Fourth Circuit rejects post-trial preclusion ruling in paper towel 'stuffing' saga
In Georgia Pacific Consumer Products LP v Von Drehle Corporation (Case 12-1444, March 14 2013), the US Court of Appeals for the Fourth Circuit has weighed in on the latest turn of events in a long-standing dispute between Georgia Pacific Consumer Products and Von Drehle Corp, holding that the district court had erred in granting judgment as a matter of law based on Von Drehle’s previously rejected claim preclusion and issue preclusion defences.
Plaintiff Georgia Pacific designs and manufacturers paper products and dispensers. In 2002 Georgia Pacific introduced its enMotion automated touchless paper towel dispenser, designed to use Georgia Pacific’s proprietary, “fabric-like” paper towelling. The dispensers bear the marks ENMOTION , GEORGIA-PACIFIC and a stylised GP. Georgia Pacific leases the enMotion dispensers to distributors who sublease them to end users, such as hotels and restaurants. The leases and subleases expressly provide that only enMotion brand paper towelling may be used in the dispensers.
In 2004 Van Drehle began selling lower-quality paper towels designed for use in Georgia Pacific’s enMotion dispenser. Georgia Pacific brought several suits for contributory trademark infringement against Van Drehle and Van Drehle’s distributors based on the “stuffing” of the enMotion dispenser. In September 2010 the Fourth Circuit vacated the district court’s grant of summary judgment, holding that it was possible that restroom users could confuse inferior paper towels with Georgia Pacific’s product, and remanded the case back to the district court. Less than one month later, the Court of Appeals for the Eighth Circuit affirmed a district court’s holding of non-infringement for Myers Supply, one of Van Drehle’s distributors, after a bench trial.

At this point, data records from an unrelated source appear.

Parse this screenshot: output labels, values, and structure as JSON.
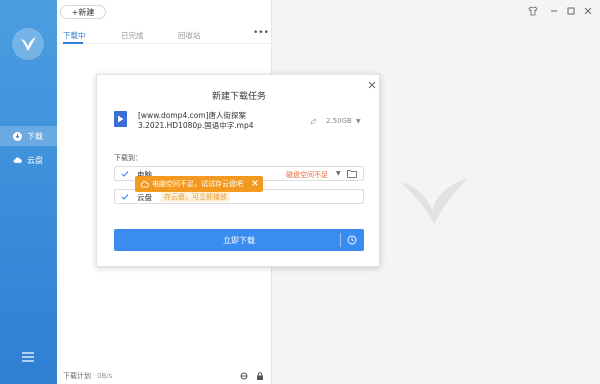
{
  "toolbar": {
    "new_task_label": "+新建"
  },
  "tabs": [
    {
      "label": "下载中",
      "active": true
    },
    {
      "label": "已完成",
      "active": false
    },
    {
      "label": "回收站",
      "active": false
    }
  ],
  "tab_more_label": "•••",
  "sidebar": {
    "items": [
      {
        "label": "下载",
        "icon": "download-icon",
        "active": true
      },
      {
        "label": "云盘",
        "icon": "cloud-icon",
        "active": false
      }
    ]
  },
  "footer": {
    "plan_label": "下载计划",
    "speed": "0B/s"
  },
  "dialog": {
    "title": "新建下载任务",
    "file_name": "[www.domp4.com]唐人街探案3.2021.HD1080p.国语中字.mp4",
    "file_size": "2.50GB",
    "save_to_label": "下载到：",
    "local_label": "电脑",
    "local_warning": "磁盘空间不足",
    "cloud_label": "云盘",
    "cloud_hint": "存云盘，可立即播放",
    "tooltip_text": "电脑空间不足，试试存云盘吧",
    "download_button": "立即下载"
  },
  "colors": {
    "brand_blue": "#3b8cf0",
    "warning_orange": "#f29a1f",
    "warning_text": "#e8663b"
  }
}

On remand from the Fourth Circuit case, for the first time Van Drehle raised the defences of claim preclusion and issue preclusion in a motion to amend its answer. The district court initially denied Van Drehle’s request to amend its pleadings and its request for reconsideration, finding that the request was untimely and prejudicial to Georgia Pacific. After Van Drehle’s initial request, the US District Court for the Northern District of Ohio found for another distributor, Four-U-Packaging Inc, based on a preclusion defence arising from the Myers decision. Van Drehle again filed a motion to amend its answer and a motion for summary judgment based on those defences. Without a ruling from the court on those motions, the case proceeded to trial and the jury found in favour of Georgia Pacific.
After trial, Van Drehle renewed its request for judgment as a matter of law based on its preclusion defences and filed an additional motion seeking again to supplement its answer. This time, in a reversal of its previous orders, the district court allowed Van Drehle to assert its preclusion defences and entered judgment as a matter of law in Van Drehle’s favour. The district court explained its reversal by Van Drehle’s reliance on the subsequent Four-U ruling. Alternatively, the court stated that it would consider the preclusion defences sua sponte. Georgia Pacific appealed.

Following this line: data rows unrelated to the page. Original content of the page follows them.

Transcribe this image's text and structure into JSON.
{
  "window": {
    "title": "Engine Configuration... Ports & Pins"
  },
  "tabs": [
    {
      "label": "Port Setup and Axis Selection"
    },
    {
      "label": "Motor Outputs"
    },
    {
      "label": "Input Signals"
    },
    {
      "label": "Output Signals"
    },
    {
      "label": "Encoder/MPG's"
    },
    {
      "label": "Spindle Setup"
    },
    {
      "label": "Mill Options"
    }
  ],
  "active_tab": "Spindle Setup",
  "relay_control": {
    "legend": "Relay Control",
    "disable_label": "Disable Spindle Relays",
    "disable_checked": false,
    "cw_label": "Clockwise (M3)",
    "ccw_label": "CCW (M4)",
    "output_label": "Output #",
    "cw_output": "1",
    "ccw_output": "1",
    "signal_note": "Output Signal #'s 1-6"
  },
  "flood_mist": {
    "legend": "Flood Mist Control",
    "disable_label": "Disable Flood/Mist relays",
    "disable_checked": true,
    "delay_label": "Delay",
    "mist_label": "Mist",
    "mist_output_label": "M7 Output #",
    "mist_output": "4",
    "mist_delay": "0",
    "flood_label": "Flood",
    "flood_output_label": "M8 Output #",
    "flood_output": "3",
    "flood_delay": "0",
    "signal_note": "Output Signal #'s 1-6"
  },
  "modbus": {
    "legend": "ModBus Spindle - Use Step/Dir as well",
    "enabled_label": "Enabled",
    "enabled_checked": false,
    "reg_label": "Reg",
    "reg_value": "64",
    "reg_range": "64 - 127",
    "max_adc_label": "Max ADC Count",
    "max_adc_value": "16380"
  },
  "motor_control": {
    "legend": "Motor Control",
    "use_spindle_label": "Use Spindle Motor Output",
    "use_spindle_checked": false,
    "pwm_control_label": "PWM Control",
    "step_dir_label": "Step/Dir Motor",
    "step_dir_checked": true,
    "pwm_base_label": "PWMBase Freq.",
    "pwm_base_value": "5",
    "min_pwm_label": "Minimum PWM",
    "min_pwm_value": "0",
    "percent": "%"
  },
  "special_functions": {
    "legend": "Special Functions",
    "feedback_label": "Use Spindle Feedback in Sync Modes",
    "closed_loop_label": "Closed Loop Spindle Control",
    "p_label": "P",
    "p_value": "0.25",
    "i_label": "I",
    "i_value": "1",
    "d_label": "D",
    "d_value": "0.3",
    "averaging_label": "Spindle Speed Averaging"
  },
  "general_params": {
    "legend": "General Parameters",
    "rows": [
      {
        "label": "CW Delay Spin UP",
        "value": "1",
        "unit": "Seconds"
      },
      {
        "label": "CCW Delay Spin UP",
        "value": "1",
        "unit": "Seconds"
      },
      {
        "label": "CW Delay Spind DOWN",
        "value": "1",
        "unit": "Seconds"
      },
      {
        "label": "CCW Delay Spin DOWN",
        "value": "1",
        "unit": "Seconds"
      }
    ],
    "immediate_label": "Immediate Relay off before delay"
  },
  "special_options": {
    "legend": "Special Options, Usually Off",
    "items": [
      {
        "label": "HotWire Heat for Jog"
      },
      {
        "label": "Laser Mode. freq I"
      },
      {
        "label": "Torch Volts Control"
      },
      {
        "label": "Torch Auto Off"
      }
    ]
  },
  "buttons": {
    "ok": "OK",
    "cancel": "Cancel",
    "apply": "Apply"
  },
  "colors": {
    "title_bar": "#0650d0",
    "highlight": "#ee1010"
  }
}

The Fourth Circuit categorically rejected the district court’s finding, holding that it acted in an arbitrary manner and thus abused its discretion. The Four-U decision, the Fourth Circuit reasoned, did not independently address the merits of Georgia Pacific’s claims, but rather was decided on the preclusion defence based on Myers. Therefore, the Four-U decision could not revive Van Drehle’s untimely preclusion defence that was substantively based on Myers. Rather, according to the Fourth Circuit, Van Drehle waived its preclusion defence based on Myers by waiting 480 days after the district court decision in that case to raise the defence. Van Drehle’s delay caused Georgia Pacific to spend considerable time and money litigating the case through appeal and remand and by allowing Van Drehle to assert its untimely defence after trial prejudiced Georgia Pacific.
The Fourth Circuit also rejected the district court’s alternative consideration of the preclusion defences sua sponte, holding that no special circumstances exist that would justify this issue being raised, sua sponte, after prior rejection of it.